Last year, Mozilla started a grand project with a noble aim — to make an open-source, publicly available dataset that can be used by any speech-recognition software.

In a world where technology giants like Google, Apple, and Amazon are each trying scrambling to create their own ecosystems with their own, private, machine-learning datasets, the Mozilla Foundation has a novel idea up its sleeve.

They are trying to crowdsource the whole process!

Mozilla Common Voice

To create or recognize speech, an extremely large data set is required which isn’t exactly feasible for small, independent developers. And the companies that do have prowess in this field don’t exactly have your best interests at hearts and are more focused on their own profits.

Why You Should Contribute

Late into 2017, Mozilla showed why this project matters by releasing the second biggest publicly available voice dataset! A collection of 400,000 recordings from 20,000 people, it resulted in about 500 hours of speech that can be downloaded by anyone. They have even developed an open source Speech-To-Text engine called DeepSpeech, using a model trained by machine learning techniques, based on Baidu’s Deep Speech research paper, and Google’s TensorFlow platform.

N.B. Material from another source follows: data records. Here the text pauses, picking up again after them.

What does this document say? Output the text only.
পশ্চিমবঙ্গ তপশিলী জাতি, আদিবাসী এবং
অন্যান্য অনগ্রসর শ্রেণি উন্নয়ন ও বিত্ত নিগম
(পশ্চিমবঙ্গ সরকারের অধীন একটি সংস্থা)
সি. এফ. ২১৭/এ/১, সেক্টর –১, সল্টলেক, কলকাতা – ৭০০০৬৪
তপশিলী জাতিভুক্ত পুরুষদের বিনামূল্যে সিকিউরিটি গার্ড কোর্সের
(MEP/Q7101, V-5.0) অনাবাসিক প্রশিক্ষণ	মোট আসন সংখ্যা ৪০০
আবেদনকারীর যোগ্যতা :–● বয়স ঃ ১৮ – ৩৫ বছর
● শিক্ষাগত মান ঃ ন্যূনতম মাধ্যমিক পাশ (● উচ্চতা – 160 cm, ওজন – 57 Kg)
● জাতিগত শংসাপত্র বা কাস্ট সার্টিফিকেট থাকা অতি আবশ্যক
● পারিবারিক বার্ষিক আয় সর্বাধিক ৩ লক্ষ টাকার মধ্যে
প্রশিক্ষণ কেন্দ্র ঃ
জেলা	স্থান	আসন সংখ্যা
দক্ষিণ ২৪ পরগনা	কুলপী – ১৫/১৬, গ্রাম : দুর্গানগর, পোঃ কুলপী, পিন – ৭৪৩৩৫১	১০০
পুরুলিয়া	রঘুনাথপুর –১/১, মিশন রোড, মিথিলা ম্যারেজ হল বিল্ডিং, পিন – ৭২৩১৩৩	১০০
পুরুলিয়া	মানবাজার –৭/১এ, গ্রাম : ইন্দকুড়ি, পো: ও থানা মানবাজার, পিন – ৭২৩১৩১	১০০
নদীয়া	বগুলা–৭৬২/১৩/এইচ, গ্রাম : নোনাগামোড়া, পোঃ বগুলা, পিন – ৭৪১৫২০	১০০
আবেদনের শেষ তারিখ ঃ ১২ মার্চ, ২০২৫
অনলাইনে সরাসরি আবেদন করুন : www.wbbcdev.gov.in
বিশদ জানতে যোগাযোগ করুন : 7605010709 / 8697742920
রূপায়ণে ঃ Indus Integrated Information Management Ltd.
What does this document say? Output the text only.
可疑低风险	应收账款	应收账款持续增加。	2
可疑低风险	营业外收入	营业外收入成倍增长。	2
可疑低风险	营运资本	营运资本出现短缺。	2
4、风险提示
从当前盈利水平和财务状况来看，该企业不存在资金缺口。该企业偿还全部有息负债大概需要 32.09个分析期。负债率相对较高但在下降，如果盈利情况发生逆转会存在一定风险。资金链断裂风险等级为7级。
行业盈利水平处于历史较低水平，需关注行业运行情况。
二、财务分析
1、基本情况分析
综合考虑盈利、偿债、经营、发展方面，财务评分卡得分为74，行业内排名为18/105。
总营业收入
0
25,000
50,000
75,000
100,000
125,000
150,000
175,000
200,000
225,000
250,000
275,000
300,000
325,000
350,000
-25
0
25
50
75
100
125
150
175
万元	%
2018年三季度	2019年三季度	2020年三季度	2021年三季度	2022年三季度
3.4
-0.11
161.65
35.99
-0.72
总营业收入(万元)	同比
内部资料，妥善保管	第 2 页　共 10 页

This is why it is really important to make sure that Mozilla’s project succeeds. Not only does it open doors for small startups but it also encourages competition and levels the playing field just a little bit more.

Moreover, it is also important for us to contribute as Pakistanis. Although the project isn’t available for Urdu language (it just expanded to include French, German and Welsh), one problem I have come across in almost every voice-based assistant is the trouble it has in understanding English spoken with a Pakistani accent. Today, this problem may not be as annoying as it was a few years ago, thanks to the lightning pace at which speech recognition has been improved, but it is still important to address it.

speech-recognition lightning pace

Being a free and amazing resource, a lot of developers are going to use this dataset in their own systems. Pakistanis need to take part in this project to give their voice (literally) as it is the only way to make speech systems more inclusive and better configured to be used by the people of this country.